Эрвин Шрёдингер писал, что жизнь можно трактовать как систему хранения и передачи биологической информации. Соответственно, хромосомы считались просто носителями такой информации. Поскольку в каждой клетке приходится укладывать множество информации, она должна архивироваться в виде так называемого шифрованного наследственного кода, внедренного в молекулярную структуру хромосом. Таким образом, чтобы понять жизнь, нужно выделить эти молекулы и взломать их код. Шрёдингер даже полагал, что путь к постижению жизни лежит через поиски гена, это особый путь, который может вывести нас за пределы законов физики в том виде, в каком мы их понимаем. Книга Шрёдингера оказала на нас большое влияние. Многие из тех, кто затем сыграл роли в первом акте великой драмы под названием «молекулярная биология» (в том числе Френсис Крик, сам когда-то изучавший физику), прочли книгу «Что такое жизнь?» и были ею впечатлены.

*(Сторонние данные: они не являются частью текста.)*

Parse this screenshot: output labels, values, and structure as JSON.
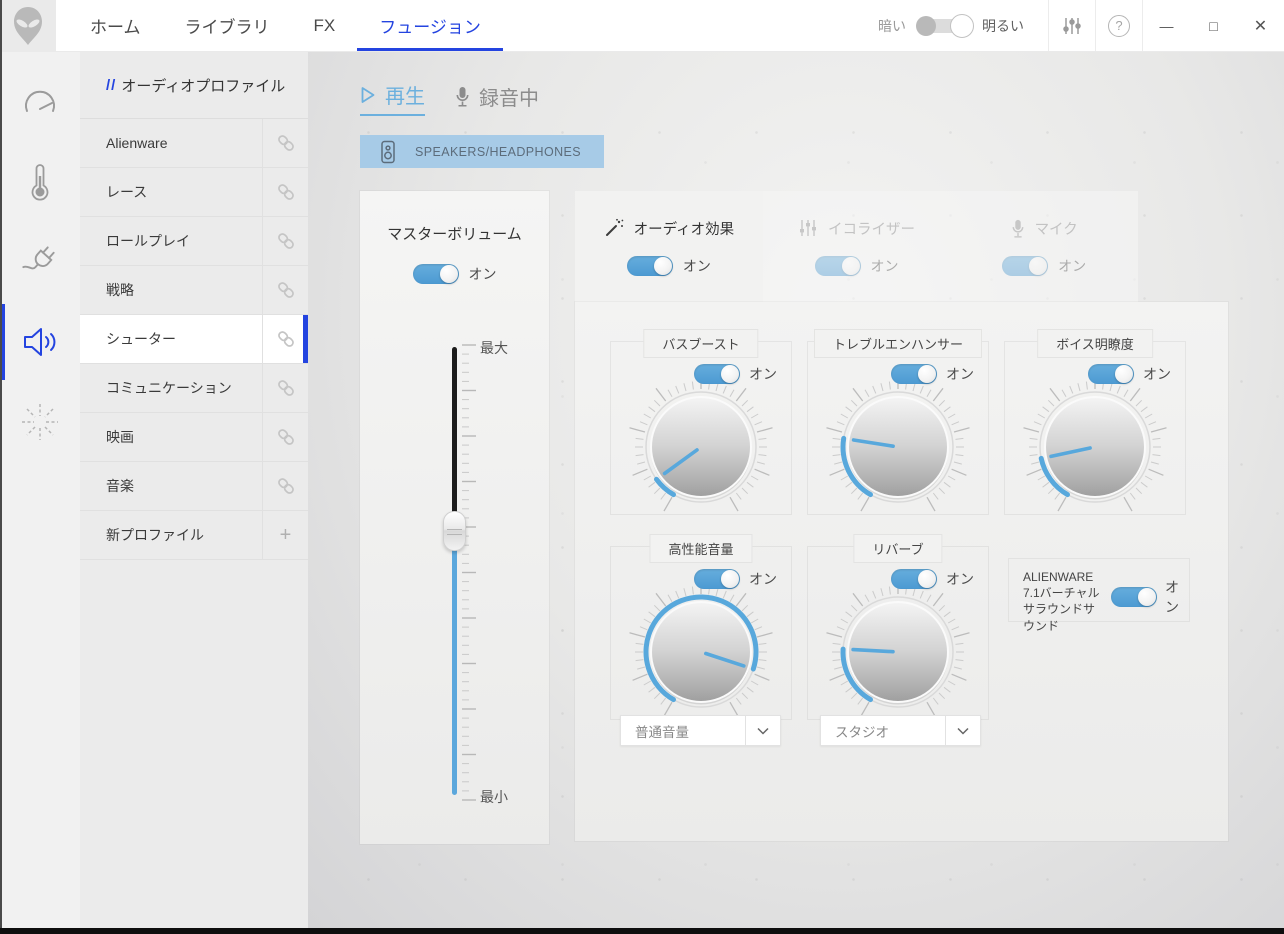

Книга Эрвина Шрёдингера вызвала у меня самый живой интерес, поскольку я также был заинтригован сущностью жизни. В то время все еще оставались ученые, хотя и в меньшинстве, полагающие, что основа жизни – это жизненная сила, эманация Всемогущего Бога. Но, как и большинство моих учителей, я презирал идею витализма как таковую. Если именно эта «жизненная» сила была движущим механизмом в игре природы, то вряд ли стоило надеяться познать и саму жизнь научным методом. В то же время мне крайне импонировала идея, что жизнь может передаваться как некий секретный код, записанный в виде свода инструкций. Как молекулярный код может быть столь филигранным, чтобы передавать все чудесное многообразие живого мира? И какая молекулярная уловка позволила бы при каждом удвоении хромосом обеспечить точное копирование этого кода?